Anticipating a quarter-of-a-million savings, Kenai Peninsula Borough Mayor Mike Navarre is following through with plans to have a contractor transfer Homer’s waste to the Central Peninsula Landfill when construction of the Homer site is complete in August. 

“I actually signed approval to move forward with it yesterday, late afternoon,” Navarre told the Homer News on Tuesday.

The contractor of choice is D & L Construction, the lowest of three bidders responding to a request for proposal the borough issued earlier this year.  Also responding were Moore and Moore Services, as well as Alaska Waste Connections, who operates the Kenai, Nikiski, Sterling and Seward staffed transfer facilities and the borough’s unstaffed transfer sites.

Owned by Larry Smith of Sterling, D & L Construction bid $572,700, a considerable savings compared to the $821,436 the borough had budgeted for the Homer operation.
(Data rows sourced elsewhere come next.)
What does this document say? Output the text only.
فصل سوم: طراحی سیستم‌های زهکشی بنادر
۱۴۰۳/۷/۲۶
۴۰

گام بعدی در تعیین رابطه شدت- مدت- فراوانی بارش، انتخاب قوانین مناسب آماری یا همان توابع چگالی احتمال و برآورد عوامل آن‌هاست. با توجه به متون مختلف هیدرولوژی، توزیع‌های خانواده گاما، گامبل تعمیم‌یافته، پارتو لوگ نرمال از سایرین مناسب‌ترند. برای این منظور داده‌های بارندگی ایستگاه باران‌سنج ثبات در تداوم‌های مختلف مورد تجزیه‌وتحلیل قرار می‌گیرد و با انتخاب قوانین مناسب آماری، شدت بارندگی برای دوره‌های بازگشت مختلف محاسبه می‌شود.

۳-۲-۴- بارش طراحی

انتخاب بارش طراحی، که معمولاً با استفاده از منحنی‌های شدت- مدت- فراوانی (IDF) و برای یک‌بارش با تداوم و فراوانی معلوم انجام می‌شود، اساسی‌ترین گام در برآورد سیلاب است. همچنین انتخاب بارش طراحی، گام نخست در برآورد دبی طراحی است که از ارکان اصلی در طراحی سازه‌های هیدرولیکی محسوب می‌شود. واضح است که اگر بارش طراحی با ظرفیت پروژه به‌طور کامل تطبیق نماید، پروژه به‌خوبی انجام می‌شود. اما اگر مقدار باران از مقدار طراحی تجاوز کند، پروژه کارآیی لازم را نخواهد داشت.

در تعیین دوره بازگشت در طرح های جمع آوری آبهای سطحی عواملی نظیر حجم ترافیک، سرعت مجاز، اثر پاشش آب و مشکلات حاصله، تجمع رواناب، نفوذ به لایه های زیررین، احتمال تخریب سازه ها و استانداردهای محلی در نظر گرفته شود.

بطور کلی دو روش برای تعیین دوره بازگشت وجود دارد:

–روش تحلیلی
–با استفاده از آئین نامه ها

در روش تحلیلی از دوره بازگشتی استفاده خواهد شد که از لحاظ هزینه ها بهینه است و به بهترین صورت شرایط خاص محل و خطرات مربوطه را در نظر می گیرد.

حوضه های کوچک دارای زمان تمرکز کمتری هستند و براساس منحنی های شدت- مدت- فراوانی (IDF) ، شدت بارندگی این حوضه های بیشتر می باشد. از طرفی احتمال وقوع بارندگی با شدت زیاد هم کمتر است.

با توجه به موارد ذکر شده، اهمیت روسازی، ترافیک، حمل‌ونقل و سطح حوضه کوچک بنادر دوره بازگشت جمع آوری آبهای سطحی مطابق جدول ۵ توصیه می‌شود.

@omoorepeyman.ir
Work at the site is currently carried out by four borough employees.

“The hard part of any decision like this is knowing there are impacts to the employees and families,” said Navarre. “That makes it difficult, but I think we did our due diligence and really, from the best interests of the borough as a whole, it was a direction, because of the difference in price, that we had to go.”

Navarre’s decision came after informing the Kenai Borough Employees Association of the savings possible by turning the site over to a contractor. KBEA refuted the numbers, contending “that the same cost savings, or better, could have been realized by involving the community and the employees currently employed by the Solid Waste Department in Homer,” said KBEA President Ryan Marquis in a written response to Navarre.

Proceeding now with the contract provides D & L time to be prepare to take over operation of the site when construction wraps up in August, said Navarre. The borough’s human resource office has been meeting with the Homer employees “to talk about what this means and what their rights are,” said Navarre. 

“There are rights where employees with more seniority can get other positions within the borough if they so choose. There’s a whole process that’s being worked through that will take some time to sort out.” 

Jim Norcross, facility superintendent, confirmed the Homer employees are in discussions with the borough regarding how their jobs will be impacted.

“Change is coming, change is inevitable,” said Norcross, who has been a borough employee for more than 18 years. “I don’t feel it’s a good change for the community, but that’s my personal opinion.”

Borough assembly members Mako Haggerty, who represents areas of the southern peninsula, and Bill Smith, who represents the city of Homer, have expressed their opposition to using a contractor to manage the site.